International Prisoners Aid Association Records, 1910-1973

Scope and Content Note

The collection primarily consists of correspondence created during the 1950s and 1960s. Records for the final fifteen years that the organization was known as the National Prisoners' Aid Association (1935-1950) are included, but there are none for the early years of its existence, except for a copy of the 1910 constitution.

The collection contains a history of the organization, corporate records, correspondence, miscellaneous files, newsletters, and the records of the Correctional Service Federation. The original arrangement of the files has been maintained, and correspondence is scattered throughout the collection with the appropriate subject files.

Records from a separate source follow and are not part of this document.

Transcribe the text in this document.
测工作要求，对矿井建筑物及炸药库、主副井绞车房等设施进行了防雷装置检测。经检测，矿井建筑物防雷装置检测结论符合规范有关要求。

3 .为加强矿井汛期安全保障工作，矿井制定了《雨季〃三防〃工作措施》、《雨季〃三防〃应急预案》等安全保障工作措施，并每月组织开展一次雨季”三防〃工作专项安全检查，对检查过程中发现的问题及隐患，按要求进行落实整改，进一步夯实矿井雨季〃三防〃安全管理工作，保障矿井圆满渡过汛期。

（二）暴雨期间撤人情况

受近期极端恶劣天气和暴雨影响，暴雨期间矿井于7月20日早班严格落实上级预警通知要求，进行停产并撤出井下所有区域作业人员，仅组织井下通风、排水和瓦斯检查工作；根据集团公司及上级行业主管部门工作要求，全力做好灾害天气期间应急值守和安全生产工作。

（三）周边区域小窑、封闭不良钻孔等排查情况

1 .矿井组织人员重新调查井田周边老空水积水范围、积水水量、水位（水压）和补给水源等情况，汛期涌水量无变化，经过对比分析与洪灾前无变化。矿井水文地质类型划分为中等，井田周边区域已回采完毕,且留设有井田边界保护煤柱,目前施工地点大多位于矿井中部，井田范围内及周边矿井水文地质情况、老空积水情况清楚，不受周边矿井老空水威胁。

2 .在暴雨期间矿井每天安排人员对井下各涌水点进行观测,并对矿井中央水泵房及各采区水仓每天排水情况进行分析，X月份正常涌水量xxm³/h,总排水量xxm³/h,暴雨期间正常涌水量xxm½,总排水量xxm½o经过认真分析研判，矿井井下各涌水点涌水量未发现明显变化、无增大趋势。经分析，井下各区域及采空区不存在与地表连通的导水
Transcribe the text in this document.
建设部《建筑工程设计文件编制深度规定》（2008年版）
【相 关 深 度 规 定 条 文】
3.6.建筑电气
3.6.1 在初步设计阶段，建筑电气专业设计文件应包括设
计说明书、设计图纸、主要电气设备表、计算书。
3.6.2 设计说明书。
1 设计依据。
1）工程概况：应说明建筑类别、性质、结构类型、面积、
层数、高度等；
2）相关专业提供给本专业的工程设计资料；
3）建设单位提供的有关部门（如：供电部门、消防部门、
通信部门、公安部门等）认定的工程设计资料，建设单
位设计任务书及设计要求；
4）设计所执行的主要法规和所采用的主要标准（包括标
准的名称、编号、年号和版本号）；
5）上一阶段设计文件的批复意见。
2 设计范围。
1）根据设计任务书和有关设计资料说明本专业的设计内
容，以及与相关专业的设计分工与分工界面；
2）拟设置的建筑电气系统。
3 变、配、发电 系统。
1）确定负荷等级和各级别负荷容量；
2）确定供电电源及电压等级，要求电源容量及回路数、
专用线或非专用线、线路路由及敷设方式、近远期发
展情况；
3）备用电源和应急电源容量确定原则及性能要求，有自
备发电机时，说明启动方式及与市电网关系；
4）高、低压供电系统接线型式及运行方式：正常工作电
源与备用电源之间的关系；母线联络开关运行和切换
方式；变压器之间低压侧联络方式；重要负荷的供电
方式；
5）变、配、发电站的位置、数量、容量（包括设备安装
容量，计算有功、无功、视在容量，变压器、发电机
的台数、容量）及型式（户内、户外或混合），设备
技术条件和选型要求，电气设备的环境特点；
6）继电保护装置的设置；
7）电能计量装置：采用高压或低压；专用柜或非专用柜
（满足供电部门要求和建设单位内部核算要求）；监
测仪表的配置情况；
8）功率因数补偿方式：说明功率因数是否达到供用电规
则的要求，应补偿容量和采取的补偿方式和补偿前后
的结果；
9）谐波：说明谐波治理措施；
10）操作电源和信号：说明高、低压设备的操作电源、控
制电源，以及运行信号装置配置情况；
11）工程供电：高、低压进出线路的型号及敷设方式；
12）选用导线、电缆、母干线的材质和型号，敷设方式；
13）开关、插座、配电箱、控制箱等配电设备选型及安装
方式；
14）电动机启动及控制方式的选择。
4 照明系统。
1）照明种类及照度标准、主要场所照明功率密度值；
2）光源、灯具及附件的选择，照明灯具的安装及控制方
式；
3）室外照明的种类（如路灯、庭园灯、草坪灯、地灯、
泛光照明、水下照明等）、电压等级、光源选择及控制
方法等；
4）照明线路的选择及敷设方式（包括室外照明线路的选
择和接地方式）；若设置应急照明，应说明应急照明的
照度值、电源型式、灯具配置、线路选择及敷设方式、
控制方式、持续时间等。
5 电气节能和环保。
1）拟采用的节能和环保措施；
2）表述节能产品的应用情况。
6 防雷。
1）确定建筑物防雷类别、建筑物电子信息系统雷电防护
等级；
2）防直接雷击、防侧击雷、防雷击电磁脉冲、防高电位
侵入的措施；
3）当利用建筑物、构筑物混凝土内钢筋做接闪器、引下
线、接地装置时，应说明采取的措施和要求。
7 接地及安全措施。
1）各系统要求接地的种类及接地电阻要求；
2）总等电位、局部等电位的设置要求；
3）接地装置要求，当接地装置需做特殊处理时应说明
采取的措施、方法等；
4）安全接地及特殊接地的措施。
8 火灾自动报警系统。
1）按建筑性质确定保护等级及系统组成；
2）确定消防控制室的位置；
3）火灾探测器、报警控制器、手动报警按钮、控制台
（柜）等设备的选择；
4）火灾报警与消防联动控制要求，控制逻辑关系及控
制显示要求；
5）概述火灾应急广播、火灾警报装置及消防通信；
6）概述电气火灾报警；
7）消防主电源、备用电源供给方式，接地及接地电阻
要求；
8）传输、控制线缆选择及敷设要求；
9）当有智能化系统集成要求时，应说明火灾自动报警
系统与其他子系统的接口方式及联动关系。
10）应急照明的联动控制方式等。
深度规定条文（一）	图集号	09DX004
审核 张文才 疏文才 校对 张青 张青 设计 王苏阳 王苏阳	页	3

Included in the CORPORATE RECORDS are the articles of organization, the constitutions and by-laws of both the IPAA and the NPAA, minutes, and papers regarding the annual membership and board of directors meetings. This series also contains financial records and related correspondence, officers and committee reports, and files of correspondence and papers of the president and president-designate.

The CORRESPONDENCE series has been arranged by agency or class of individual requesting information or assistance from IPAA. Sections include general correspondence; inquiries from prison inmates, from students requesting information about prisons, and from schools of social work; and correspondence with member and other agencies. Included with the papers of the member agencies are also brochures, reports, and other related material.

The MISCELLANEOUS FILES contain items relating to special projects of IPAA, such as articles, speeches and brochures (including speeches of the Wisconsin Service Association), research and studies conducted on prison reform and offender rehabilitation, tours, and the United Nations' Congress on the Prevention of Crime and the Treatment of Offenders. The files include correspondence regarding these various activities, reports, drafts and copies of published papers, programs, essays by school children and by prisoners, and directories of prisoners' aid agencies.

Within each folder of the NEWSLETTERS series is located a single issue of the monthly newsletter, with accompanying notes, rough drafts of articles, and correspondence pertaining to that issue. An extensive run of IPAA newsletters, some of which are not represented in the files in this series, has been separated to the Historical Library.

A few folders of papers of the CORRECTIONAL SERVICE FEDERATION, which was formed in 1963, and represents U.S. member agencies of the IPAA, are also included in the collection. Among these papers are organizational records and correspondence.

The entire collection has been microfilmed for preservation.